5 Things to Remember about Infectious Diseases

Infectious diseases pharmacotherapy is a challenging subject.

Infectious diseases (ID) pharmacotherapy is a challenging subject. It requires a great deal of memorization, it is riddled with exceptions, and it is always changing with the progression of antimicrobial resistance. As a result, pharmacy students and practicing pharmacists commonly struggle with this topic.

In a 2014 survey completed by nearly 600 pharmacy students representing 12 US schools of pharmacy, 94% of respondents believed that strong antimicrobial knowledge is important for a pharmacy career. And yet, on an 11-question knowledge assessment, the mean score was barely more than 50%.1

As the next generation of pharmacy students graduate and enter the profession, it is reasonable to wonder what effect time will have on existing knowledge gaps. Will continuing education courses and professional experience fill in the blank spaces, or will the gaps continue to widen? What has been the case for previous generations? These are questions for which we do not yet have answers.

For the purpose of refilling some of those knowledge gaps, I have pulled from my experience with ID pharmacotherapy content to compose the following list:

#1. There are 4 main mechanisms of antimicrobial resistance: enzymatic degradation, efflux pumps, porin channels, and change in the binding site. These antimicrobial resistance mechanisms may be intrinsic (e.g., chromosomal) or acquired (e.g., plasmid-mediated).

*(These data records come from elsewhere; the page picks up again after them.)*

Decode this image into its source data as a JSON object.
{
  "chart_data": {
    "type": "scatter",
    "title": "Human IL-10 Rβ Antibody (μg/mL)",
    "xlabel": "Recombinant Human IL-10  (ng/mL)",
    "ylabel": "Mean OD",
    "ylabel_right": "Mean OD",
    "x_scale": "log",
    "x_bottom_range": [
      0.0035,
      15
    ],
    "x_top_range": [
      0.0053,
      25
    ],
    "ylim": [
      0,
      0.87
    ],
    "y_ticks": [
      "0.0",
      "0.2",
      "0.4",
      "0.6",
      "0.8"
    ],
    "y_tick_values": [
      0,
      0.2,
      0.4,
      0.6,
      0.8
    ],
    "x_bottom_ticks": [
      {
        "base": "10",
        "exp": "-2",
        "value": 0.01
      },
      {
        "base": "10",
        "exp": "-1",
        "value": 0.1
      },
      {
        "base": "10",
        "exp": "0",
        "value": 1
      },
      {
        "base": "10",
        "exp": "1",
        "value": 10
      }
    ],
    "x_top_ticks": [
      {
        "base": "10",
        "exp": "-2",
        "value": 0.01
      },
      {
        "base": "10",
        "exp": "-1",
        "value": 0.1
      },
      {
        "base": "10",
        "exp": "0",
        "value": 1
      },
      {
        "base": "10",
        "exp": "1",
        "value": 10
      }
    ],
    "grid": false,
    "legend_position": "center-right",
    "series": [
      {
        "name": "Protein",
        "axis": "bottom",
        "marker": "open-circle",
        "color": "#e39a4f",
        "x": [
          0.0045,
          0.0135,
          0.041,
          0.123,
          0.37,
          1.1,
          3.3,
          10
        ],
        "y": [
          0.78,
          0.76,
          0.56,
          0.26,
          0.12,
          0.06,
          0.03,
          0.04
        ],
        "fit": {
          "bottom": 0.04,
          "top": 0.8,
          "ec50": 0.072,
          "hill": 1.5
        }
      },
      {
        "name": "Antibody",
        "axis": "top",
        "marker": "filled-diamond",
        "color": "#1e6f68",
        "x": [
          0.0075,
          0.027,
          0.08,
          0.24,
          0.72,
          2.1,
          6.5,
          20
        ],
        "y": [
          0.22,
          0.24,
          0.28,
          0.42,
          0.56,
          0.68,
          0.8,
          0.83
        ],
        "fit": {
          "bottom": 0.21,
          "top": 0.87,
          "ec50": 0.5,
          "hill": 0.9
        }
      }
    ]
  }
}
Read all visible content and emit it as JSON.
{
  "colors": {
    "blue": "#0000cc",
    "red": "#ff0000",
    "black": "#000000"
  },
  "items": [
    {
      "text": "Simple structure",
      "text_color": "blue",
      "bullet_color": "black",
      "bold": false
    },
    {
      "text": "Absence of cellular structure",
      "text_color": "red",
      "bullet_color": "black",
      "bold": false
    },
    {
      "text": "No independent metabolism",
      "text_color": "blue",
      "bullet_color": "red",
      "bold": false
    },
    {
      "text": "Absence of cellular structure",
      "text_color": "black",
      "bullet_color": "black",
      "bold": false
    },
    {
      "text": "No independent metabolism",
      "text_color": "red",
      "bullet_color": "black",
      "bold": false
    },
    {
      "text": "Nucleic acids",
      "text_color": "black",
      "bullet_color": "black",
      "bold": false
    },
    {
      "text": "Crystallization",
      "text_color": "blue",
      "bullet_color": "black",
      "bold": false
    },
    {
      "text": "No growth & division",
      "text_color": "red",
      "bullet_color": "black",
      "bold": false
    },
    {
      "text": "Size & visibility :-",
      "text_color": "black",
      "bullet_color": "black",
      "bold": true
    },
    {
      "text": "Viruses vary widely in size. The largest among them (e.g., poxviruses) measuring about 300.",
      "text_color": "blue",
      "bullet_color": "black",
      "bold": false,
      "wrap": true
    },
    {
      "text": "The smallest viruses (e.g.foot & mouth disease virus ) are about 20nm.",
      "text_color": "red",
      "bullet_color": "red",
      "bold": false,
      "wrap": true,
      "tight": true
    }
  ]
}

Do you know which antimicrobial-resistant bugs are of greatest concern? The current state is well demonstrated in the US Centers for Disease Control and Prevention (CDC) report called “Antibiotic Resistance Threats in the United States, 2013”.

#2. Unlike sildenafil or multivitamins, antimicrobial drugs are societal in nature. Their use in one individual affects the drugs' ability to work in others due to the development of antimicrobial resistance.

This is something we have known for decades. Alexander Fleming even noted it in his 1945 Nobel Lecture.

#3. Hand hygiene saves lives, but not all organisms are killed by alcohol-based hand sanitizer (e.g., Clostridium difficile, Norovirus).

The New England Journal of Medicine has an excellent video on appropriate hand hygiene.2

#4. A positive culture does not mean that a patient has an infection and requires antibiotics.

There are about 10 bacterial cells in or on your body for each 1 of your 10 trillion human cells. When a culture is taken, those microbial passengers colonizing your body may end up growing out and avoid being detected. To determine whether a patient has an infection, look at the big picture, investigating for signs and symptoms of infection such as fever.

One of the most important examples of when treatment is rarely indicated is asymptomatic bacteriuria. There is even an entire guideline devoted to it.3

#5. Vaccines are an integral component to preventing the spread of disease and are not linked to autism.


1. Justo JA, et al. Knowledge and attitudes of doctor of pharmacy students regarding the appropriate use of antimicrobials. Clinical Infectious Diseases. 2014; 59(S3):S162-9.

2. Longtin Y, et al. Hand Hygiene. N Engl J Med. 2011; 364:e24.

3. Nicolle LE, et al. Infectious Diseases Society of America Guidelines for the Diagnosis and Treatment of Asymptomatic Bacteriuria in Adults. Clinical Infectious Diseases. 2005; 40:643—54.